Included in the sale was the Black Strat—Gilmour's iconic black Fender Stratocaster that has been with him since his earliest days in Pink Floyd. What started as an off-the-shelf '68–'69 Standard was heavily modified throughout his career.

From 1971 forward, it was his main guitar, including on landmark moments like the solo on "Comfortably Numb" and the entirety of "Shine on You Crazy Diamond." Final price? $3,975,000. Prior to the sale of the Black Strat, the most expensive guitar ever sold at auction was the "Reach Out to Asia" Stratocaster, signed by the world's biggest rockstars and auctioned off to support victims of the 2004 Tsunami. That guitar garnered $2.7 million when sold in 2005.

Gilmour's white 1954 Fender Stratocaster bears the serial number 0001. And while Fender's factory manager from that early era has said that serial numbers from that time are unreliable, Gilmour's '54 is believed to be a pre-production Stratocaster gifted from Leo Fender himself to country guitarist Rex Gallion.

This 1954 Strat would be a historic instrument whether it passed through Gilmour's hands or not, but once he got it in the late '70s, he famously used it for the rhythm guitar track on "Another Brick In the Wall (Part 2)."

When it sold early in the auction for the price of $1,815,000, it set the new record for the largest amount ever paid for a single artist's Stratocaster at an auction, only to have that new record eclipsed by the sale of the Black Strat hours later. (For comparison, Bob Dylan's Newport Folk Festival Strat sold for $965,000 in 2013.)

Two other guitars from the collection—a 1969 Martin D-35 and a 1971 Martin D12-28—were also particularly important to Gilmour's songwriting and recording. The D-35 was a trusted writing-session and studio companion to Gilmour from 1972 onward, present at sessions for Obscured By Clouds, Dark Side, and more.

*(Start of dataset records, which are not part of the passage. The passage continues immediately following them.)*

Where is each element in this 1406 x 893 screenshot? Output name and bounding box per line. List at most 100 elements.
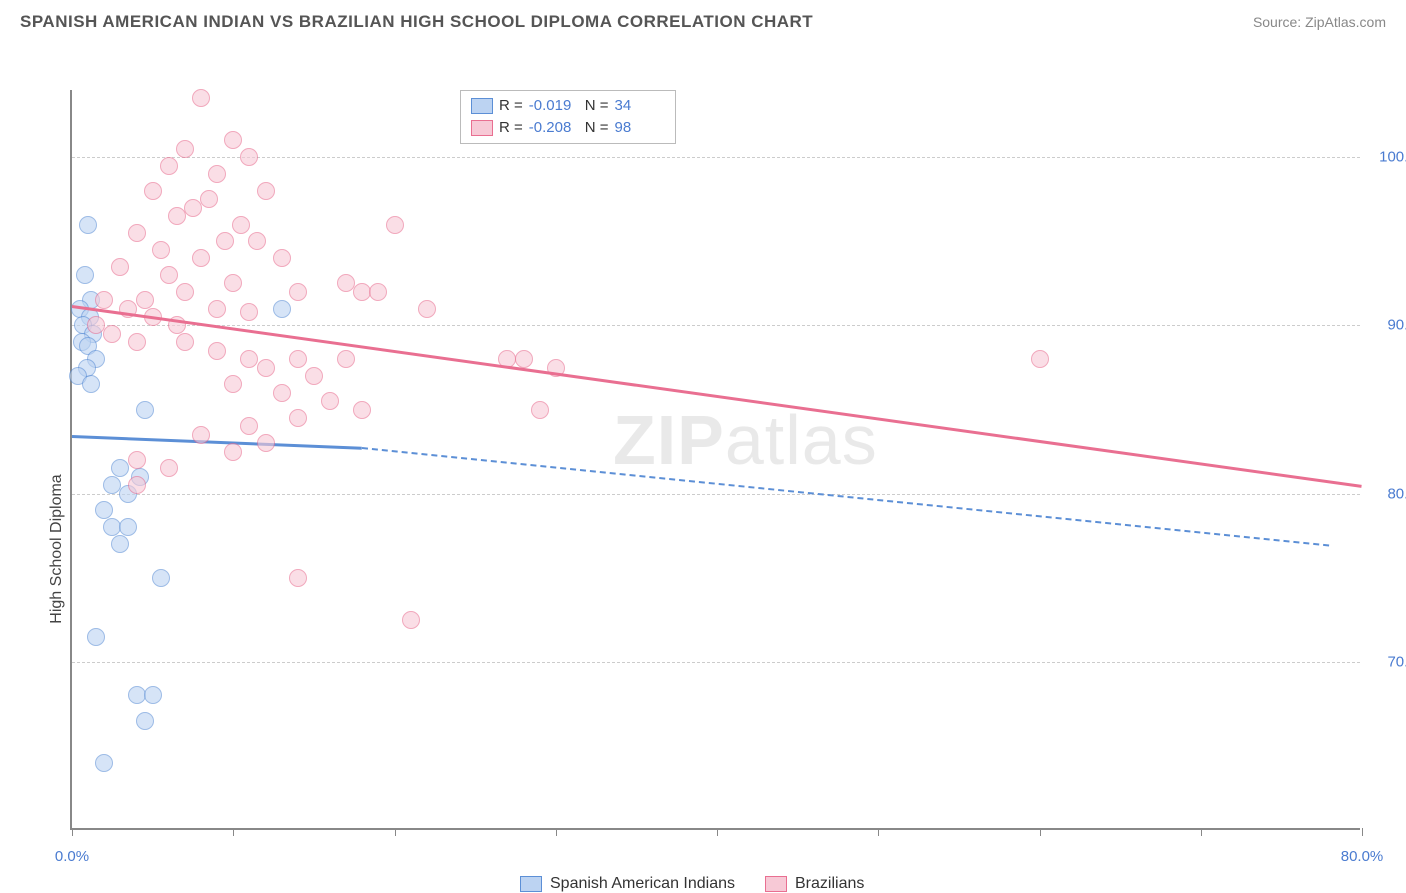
- x-tick: [72, 828, 73, 836]
- data-point: [144, 182, 162, 200]
- x-tick: [395, 828, 396, 836]
- x-tick: [878, 828, 879, 836]
- x-tick: [1201, 828, 1202, 836]
- data-point: [273, 249, 291, 267]
- data-point: [224, 274, 242, 292]
- chart-title: SPANISH AMERICAN INDIAN VS BRAZILIAN HIG…: [20, 12, 813, 32]
- data-point: [257, 359, 275, 377]
- data-point: [87, 628, 105, 646]
- plot-area: ZIPatlas 70.0%80.0%90.0%100.0%0.0%80.0%: [70, 90, 1360, 830]
- source-label: Source: ZipAtlas.com: [1253, 14, 1386, 30]
- stat-r-label: R =: [499, 95, 523, 117]
- data-point: [369, 283, 387, 301]
- data-point: [111, 258, 129, 276]
- data-point: [240, 148, 258, 166]
- data-point: [257, 434, 275, 452]
- data-point: [160, 266, 178, 284]
- x-tick-label: 0.0%: [55, 848, 89, 865]
- data-point: [240, 417, 258, 435]
- data-point: [208, 165, 226, 183]
- data-point: [136, 291, 154, 309]
- y-tick-label: 80.0%: [1370, 485, 1406, 502]
- data-point: [184, 199, 202, 217]
- data-point: [160, 157, 178, 175]
- legend-stat-row: R = -0.019 N = 34: [471, 95, 665, 117]
- data-point: [144, 686, 162, 704]
- data-point: [321, 392, 339, 410]
- data-point: [305, 367, 323, 385]
- x-tick: [717, 828, 718, 836]
- data-point: [192, 426, 210, 444]
- data-point: [232, 216, 250, 234]
- legend-stat-row: R =-0.208N =98: [471, 117, 665, 139]
- data-point: [152, 241, 170, 259]
- data-point: [103, 476, 121, 494]
- data-point: [418, 300, 436, 318]
- legend-series: Spanish American IndiansBrazilians: [520, 875, 864, 893]
- data-point: [208, 300, 226, 318]
- data-point: [128, 451, 146, 469]
- data-point: [353, 401, 371, 419]
- data-point: [111, 535, 129, 553]
- data-point: [1031, 350, 1049, 368]
- data-point: [79, 216, 97, 234]
- data-point: [289, 350, 307, 368]
- data-point: [240, 303, 258, 321]
- stat-r-value: -0.208: [529, 117, 579, 139]
- data-point: [224, 443, 242, 461]
- trend-line: [72, 435, 362, 450]
- legend-series-label: Spanish American Indians: [550, 875, 735, 893]
- legend-swatch: [471, 98, 493, 114]
- data-point: [289, 409, 307, 427]
- data-point: [176, 283, 194, 301]
- gridline: [72, 662, 1360, 663]
- legend-swatch: [765, 876, 787, 892]
- data-point: [337, 350, 355, 368]
- data-point: [136, 401, 154, 419]
- data-point: [95, 501, 113, 519]
- gridline: [72, 494, 1360, 495]
- data-point: [128, 333, 146, 351]
- data-point: [273, 300, 291, 318]
- data-point: [248, 232, 266, 250]
- data-point: [95, 754, 113, 772]
- data-point: [515, 350, 533, 368]
- legend-series-item: Spanish American Indians: [520, 875, 735, 893]
- data-point: [531, 401, 549, 419]
- data-point: [176, 140, 194, 158]
- data-point: [103, 325, 121, 343]
- legend-stats: R = -0.019 N = 34R = -0.208 N = 98: [460, 90, 676, 144]
- y-tick-label: 90.0%: [1370, 317, 1406, 334]
- x-tick-label: 80.0%: [1341, 848, 1384, 865]
- data-point: [128, 224, 146, 242]
- y-tick-label: 100.0%: [1370, 149, 1406, 166]
- data-point: [224, 375, 242, 393]
- trend-line: [72, 305, 1362, 488]
- stat-n-label: N =: [585, 117, 609, 139]
- data-point: [257, 182, 275, 200]
- data-point: [289, 569, 307, 587]
- stat-n-value: 34: [615, 95, 665, 117]
- stat-n-label: N =: [585, 95, 609, 117]
- data-point: [273, 384, 291, 402]
- data-point: [152, 569, 170, 587]
- legend-swatch: [471, 120, 493, 136]
- x-tick: [1040, 828, 1041, 836]
- data-point: [192, 249, 210, 267]
- data-point: [402, 611, 420, 629]
- legend-swatch: [520, 876, 542, 892]
- data-point: [128, 476, 146, 494]
- x-tick: [1362, 828, 1363, 836]
- data-point: [168, 207, 186, 225]
- stat-n-value: 98: [615, 117, 665, 139]
- stat-r-value: -0.019: [529, 95, 579, 117]
- data-point: [200, 190, 218, 208]
- data-point: [208, 342, 226, 360]
- y-axis-label: High School Diploma: [48, 474, 66, 623]
- data-point: [160, 459, 178, 477]
- data-point: [111, 459, 129, 477]
- data-point: [95, 291, 113, 309]
- data-point: [192, 89, 210, 107]
- data-point: [386, 216, 404, 234]
- data-point: [224, 131, 242, 149]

It can be heard on "Welcome to the Machine" and "Wish You Were Here."

Expected to fetch $10,000–$20,000, according to Christie's pre-auction catalog, it instead sold for $1,095,000, the highest price ever paid for a Martin, according to Christie's.

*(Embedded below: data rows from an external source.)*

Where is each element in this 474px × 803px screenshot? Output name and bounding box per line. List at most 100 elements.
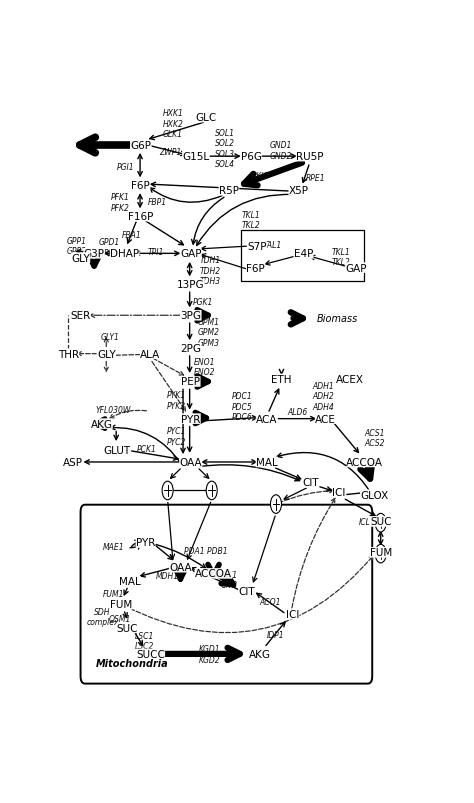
Text: PYK1
PYK2: PYK1 PYK2 [166,391,186,410]
Text: AKG: AKG [91,419,112,429]
Text: OAA: OAA [169,563,192,573]
Text: GPP1
GPP2: GPP1 GPP2 [67,236,87,255]
Text: SUC: SUC [370,517,392,527]
Text: ACO1: ACO1 [260,597,281,606]
Text: TDH1
TDH2
TDH3: TDH1 TDH2 TDH3 [200,256,221,286]
Text: PDA1 PDB1: PDA1 PDB1 [184,546,228,556]
Text: E4P: E4P [294,249,313,259]
Text: ICI: ICI [332,487,346,497]
Text: GLOX: GLOX [360,490,389,500]
Text: Biomass: Biomass [316,314,358,324]
Bar [241,231,364,282]
Text: CIT1
CIT3: CIT1 CIT3 [220,570,237,589]
Text: GLY: GLY [97,349,116,359]
Text: SER: SER [71,311,91,321]
Text: 13PG: 13PG [177,280,205,290]
Text: X5P: X5P [289,186,309,196]
Text: ACS1
ACS2: ACS1 ACS2 [364,428,385,447]
Text: PYR: PYR [181,414,201,424]
Text: GLC: GLC [196,113,217,123]
Circle shape [375,544,386,563]
Text: PYR: PYR [136,538,155,548]
Text: GLUT: GLUT [104,445,131,455]
Text: TKL1
TKL2: TKL1 TKL2 [242,210,260,230]
Text: PGK1: PGK1 [193,297,213,306]
Circle shape [162,482,173,500]
Text: SOL1
SOL2
SOL3
SOL4: SOL1 SOL2 SOL3 SOL4 [215,128,235,169]
Text: ACEX: ACEX [336,374,364,385]
Text: RKI1: RKI1 [252,173,269,181]
Text: F6P: F6P [131,181,150,191]
Text: GND1
GND2: GND1 GND2 [269,141,292,161]
Text: FUM: FUM [370,548,392,557]
Text: ALA: ALA [140,349,161,359]
Text: GAP: GAP [180,249,201,259]
Text: G15L: G15L [182,152,210,162]
Text: MAL: MAL [256,458,278,467]
Text: ENO1
ENO2: ENO1 ENO2 [193,357,215,377]
Text: ACE: ACE [315,414,336,424]
Text: GLY1: GLY1 [100,333,119,342]
Text: P6G: P6G [240,152,262,162]
Text: RPE1: RPE1 [306,173,326,182]
Text: ICI: ICI [286,609,299,619]
FancyBboxPatch shape [81,505,372,684]
Text: ICL1: ICL1 [359,517,375,526]
Text: THR: THR [58,349,79,359]
Text: PYC1
PYC2: PYC1 PYC2 [166,426,186,446]
Text: FUM: FUM [110,600,132,609]
Text: ALD6: ALD6 [287,407,308,416]
Text: PGI1: PGI1 [117,163,134,172]
Text: G3P: G3P [83,249,105,259]
Text: FUM1: FUM1 [103,589,124,598]
Circle shape [375,514,386,532]
Text: ACA: ACA [256,414,278,424]
Circle shape [271,495,282,514]
Text: HXK1
HXK2
GLK1: HXK1 HXK2 GLK1 [163,109,183,139]
Text: FBP1: FBP1 [148,198,167,207]
Text: F16P: F16P [128,212,154,222]
Text: TKL1
TKL2: TKL1 TKL2 [332,247,351,267]
Text: Mitochondria: Mitochondria [96,658,169,668]
Text: ADH1
ADH2
ADH4: ADH1 ADH2 ADH4 [312,381,334,411]
Text: ASP: ASP [63,458,83,467]
Text: 2PG: 2PG [180,344,201,353]
Text: GAP: GAP [346,263,367,273]
Text: LSC1
LSC2: LSC1 LSC2 [135,631,154,650]
Text: ETH: ETH [271,374,292,385]
Text: S7P: S7P [247,242,267,251]
Text: ACCOA: ACCOA [346,458,383,467]
Text: R5P: R5P [219,186,239,196]
Text: CIT: CIT [302,478,319,487]
Text: CIT: CIT [238,586,255,596]
Text: GLY: GLY [71,254,90,263]
Text: F6P: F6P [246,263,265,273]
Text: SDH
complex: SDH complex [86,607,119,626]
Text: SUC: SUC [117,623,138,633]
Text: PDC1
PDC5
PDC6: PDC1 PDC5 PDC6 [232,392,253,422]
Text: AKG: AKG [248,649,271,659]
Text: GPM1
GPM2
GPM3: GPM1 GPM2 GPM3 [198,318,220,348]
Text: 3PG: 3PG [180,311,201,321]
Circle shape [206,482,217,500]
Text: MDH1: MDH1 [156,571,179,580]
Text: OSM1: OSM1 [109,614,131,623]
Text: OAA: OAA [180,458,202,467]
Text: GPD1
GPD2: GPD1 GPD2 [98,238,119,258]
Text: IDP1: IDP1 [267,630,285,638]
Text: G6P: G6P [130,141,151,151]
Text: TPI1: TPI1 [147,247,164,257]
Text: TAL1: TAL1 [264,240,282,249]
Text: FBA1: FBA1 [122,231,142,240]
Text: PFK1
PFK2: PFK1 PFK2 [110,193,129,213]
Text: RU5P: RU5P [296,152,324,162]
Text: PCK1: PCK1 [137,444,156,453]
Text: KGD1
KGD2: KGD1 KGD2 [198,644,220,664]
Text: MAE1: MAE1 [103,542,125,551]
Text: DHAP: DHAP [110,249,139,259]
Text: YFL030W: YFL030W [96,406,131,415]
Text: PEP: PEP [181,377,200,387]
Text: SUCC: SUCC [136,649,165,659]
Text: MAL: MAL [119,577,141,587]
Text: ACCOA: ACCOA [195,569,232,579]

The 12-string opening riff from "Wish You Were Here" was written and recorded with Gilmour's D12-28, which sold for $531,000.

But those were far from the only guitars that sold for astonishing amounts. Gilmour's 1958 Gretsch White Penguin sold for $447,000, while a 1955 Les Paul Goldtop—which Gilmour used on the "Another Brick in the Wall (Part 2)" solo—sold for another $447,000. Even Gilmour's simple Jedson steel guitar, which had an estimate of just $2,000, fetched $300,000. An '80s Gibson acoustic crested $230,000. A Steinberger went for $125,000. A 2008 Fender P-Bass sold for $52,500. And on and on.

Perhaps it was the charitable nature of the auction or perhaps Gilmour's super fans simply egged each other on to higher and higher bids, but regardless, across the board, estimates were blown out of the water. The grand total for all of the instruments is $21.5 million—all of it going to the climate change organization ClientEarth.